Lupus. It’s that weird disease that feels impossible to diagnose. Managed by rheumatology which is the specialty that manages all those elusive diseases….
Of which, I now have. I have lupus.
The last several months have been an interesting journey. Life has been throwing me a lot of curve balls and it seems that each time that I felt like I had a handle on it, life would throw me another. In early October, right when we moved out here, we had our first miscarriage. Very early at about 6 1/2 weeks. Then we were lucky and got pregnant right away again. Yay! And saw a heartbeat, but then lost that baby around 9 weeks. So, this prompted a battery of tests with more and more abnormal results…. which finally lead up to the phone call I received yesterday: “You have lupus and you should start taking plaquenil today”.
I spent the rest of the afternoon in shock. I would see a patient, come back to my office and cry, then go out and see another patient.
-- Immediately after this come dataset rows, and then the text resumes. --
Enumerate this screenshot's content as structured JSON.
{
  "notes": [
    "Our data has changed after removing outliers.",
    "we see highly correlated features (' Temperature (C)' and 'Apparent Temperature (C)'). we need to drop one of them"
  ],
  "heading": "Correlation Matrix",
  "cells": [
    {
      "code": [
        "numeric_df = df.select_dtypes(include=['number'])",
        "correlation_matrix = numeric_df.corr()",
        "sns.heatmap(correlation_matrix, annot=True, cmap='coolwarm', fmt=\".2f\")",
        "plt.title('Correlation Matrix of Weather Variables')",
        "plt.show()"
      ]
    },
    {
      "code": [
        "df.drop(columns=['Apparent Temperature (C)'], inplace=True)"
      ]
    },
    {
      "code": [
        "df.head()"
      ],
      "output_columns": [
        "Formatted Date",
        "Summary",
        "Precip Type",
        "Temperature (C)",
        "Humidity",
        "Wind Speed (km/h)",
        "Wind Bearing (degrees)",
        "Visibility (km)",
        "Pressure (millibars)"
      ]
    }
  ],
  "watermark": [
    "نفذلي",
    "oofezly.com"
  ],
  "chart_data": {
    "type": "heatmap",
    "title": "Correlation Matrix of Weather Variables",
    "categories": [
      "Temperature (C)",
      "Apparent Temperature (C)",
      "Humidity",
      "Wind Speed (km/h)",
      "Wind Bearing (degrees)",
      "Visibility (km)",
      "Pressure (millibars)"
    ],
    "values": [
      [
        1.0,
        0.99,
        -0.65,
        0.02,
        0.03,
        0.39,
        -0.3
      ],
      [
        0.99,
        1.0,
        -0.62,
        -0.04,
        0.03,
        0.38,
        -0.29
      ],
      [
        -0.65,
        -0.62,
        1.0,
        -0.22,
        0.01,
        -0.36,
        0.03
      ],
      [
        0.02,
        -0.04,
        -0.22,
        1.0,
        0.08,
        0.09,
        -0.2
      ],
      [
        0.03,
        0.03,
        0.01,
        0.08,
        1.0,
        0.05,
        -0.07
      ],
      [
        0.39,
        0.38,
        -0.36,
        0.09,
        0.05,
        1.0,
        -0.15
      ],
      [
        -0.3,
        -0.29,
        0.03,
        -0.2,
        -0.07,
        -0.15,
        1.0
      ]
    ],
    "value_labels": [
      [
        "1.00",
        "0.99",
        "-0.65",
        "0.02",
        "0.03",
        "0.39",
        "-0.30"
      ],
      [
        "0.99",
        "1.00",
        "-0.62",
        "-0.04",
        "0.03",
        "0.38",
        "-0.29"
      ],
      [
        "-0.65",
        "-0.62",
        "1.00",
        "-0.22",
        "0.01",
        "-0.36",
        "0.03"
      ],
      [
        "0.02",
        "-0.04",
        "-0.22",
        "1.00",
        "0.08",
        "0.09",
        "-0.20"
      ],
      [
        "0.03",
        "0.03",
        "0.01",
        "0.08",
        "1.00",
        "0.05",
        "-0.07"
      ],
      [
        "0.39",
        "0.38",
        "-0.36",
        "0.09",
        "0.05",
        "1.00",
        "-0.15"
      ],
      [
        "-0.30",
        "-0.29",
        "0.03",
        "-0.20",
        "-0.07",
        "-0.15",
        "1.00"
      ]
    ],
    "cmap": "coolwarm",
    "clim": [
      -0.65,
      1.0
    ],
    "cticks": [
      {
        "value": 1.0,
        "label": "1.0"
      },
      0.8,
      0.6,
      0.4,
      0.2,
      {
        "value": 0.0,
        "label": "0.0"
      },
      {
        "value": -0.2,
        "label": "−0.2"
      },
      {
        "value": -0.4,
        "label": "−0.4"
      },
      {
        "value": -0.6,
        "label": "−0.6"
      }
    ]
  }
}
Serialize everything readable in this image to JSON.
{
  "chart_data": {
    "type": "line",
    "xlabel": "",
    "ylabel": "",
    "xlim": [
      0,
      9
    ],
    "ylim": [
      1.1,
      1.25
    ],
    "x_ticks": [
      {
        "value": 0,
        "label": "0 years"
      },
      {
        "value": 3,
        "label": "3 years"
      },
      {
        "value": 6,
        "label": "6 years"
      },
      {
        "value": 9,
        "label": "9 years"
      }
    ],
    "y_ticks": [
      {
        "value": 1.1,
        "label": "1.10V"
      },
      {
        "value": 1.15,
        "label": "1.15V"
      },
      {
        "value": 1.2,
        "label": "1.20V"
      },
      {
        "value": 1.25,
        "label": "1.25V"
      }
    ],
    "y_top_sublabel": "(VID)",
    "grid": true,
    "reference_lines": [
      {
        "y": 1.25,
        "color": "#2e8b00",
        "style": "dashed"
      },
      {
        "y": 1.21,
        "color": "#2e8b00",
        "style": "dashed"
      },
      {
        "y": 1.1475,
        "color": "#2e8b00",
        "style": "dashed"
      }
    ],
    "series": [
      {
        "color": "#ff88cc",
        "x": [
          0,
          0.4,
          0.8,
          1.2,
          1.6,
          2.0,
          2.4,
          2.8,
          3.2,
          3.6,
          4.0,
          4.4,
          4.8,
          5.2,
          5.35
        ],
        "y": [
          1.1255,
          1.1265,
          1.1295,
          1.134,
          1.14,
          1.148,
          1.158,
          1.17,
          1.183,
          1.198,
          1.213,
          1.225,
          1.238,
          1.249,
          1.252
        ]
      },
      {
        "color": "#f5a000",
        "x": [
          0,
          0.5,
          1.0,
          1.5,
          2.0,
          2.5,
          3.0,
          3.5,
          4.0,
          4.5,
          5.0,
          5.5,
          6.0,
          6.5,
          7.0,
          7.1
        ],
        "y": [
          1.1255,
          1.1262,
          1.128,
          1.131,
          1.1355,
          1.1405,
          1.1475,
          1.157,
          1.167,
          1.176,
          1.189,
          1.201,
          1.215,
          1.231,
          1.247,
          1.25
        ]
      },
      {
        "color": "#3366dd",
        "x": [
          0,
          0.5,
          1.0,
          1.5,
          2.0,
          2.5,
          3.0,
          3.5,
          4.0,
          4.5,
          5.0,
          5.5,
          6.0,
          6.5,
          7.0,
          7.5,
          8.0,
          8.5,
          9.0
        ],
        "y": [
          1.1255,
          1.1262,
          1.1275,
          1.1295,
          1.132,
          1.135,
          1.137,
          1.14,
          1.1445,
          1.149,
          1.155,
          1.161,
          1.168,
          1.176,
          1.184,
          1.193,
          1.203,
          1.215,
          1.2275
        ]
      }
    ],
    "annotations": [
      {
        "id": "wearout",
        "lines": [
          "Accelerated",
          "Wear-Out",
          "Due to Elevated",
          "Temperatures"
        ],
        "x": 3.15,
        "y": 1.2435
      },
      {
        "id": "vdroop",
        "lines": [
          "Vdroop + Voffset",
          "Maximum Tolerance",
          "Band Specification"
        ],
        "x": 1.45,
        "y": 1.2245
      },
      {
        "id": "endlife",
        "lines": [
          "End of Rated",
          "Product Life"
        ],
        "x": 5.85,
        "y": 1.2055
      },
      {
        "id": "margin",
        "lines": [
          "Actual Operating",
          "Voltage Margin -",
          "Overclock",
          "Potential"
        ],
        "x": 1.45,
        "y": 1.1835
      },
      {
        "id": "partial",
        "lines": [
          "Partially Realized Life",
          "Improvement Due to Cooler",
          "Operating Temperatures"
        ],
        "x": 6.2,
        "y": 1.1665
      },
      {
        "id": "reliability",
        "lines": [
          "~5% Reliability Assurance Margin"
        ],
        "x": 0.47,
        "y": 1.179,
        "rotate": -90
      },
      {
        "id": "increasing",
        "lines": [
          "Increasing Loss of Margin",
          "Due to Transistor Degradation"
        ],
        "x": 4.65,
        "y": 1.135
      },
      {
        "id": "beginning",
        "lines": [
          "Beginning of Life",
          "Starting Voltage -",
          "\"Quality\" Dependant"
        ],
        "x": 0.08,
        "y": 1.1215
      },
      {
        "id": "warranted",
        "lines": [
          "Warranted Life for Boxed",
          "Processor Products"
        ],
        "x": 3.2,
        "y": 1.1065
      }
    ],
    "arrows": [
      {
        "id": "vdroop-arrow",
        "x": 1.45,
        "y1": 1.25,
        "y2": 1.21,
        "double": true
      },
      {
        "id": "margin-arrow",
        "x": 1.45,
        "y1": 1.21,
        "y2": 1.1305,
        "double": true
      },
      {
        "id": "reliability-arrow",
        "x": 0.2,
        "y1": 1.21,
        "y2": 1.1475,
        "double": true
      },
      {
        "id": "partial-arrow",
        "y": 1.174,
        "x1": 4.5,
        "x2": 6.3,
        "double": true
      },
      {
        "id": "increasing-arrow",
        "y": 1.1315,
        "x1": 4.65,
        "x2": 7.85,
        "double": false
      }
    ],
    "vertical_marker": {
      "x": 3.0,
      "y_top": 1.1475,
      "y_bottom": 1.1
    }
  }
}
I’m sure I looked like a crazy doctor with bloodshot, puffy eyes.
Right now I feel overwhelmed, scared, and helpless. I mean, why lupus? Why an autoimmune disease? Why not something like high cholesterol where I can change my diet? And why a disease that can cause kidney failure? (Right now I can only seem to remember lupus patients on dialysis or with kidney transplants- not those that are functioning well).
I imagine I will have many more blog posts on this in the days/months to come as I wrap my head around what this means for me and my family (and hopeful future family).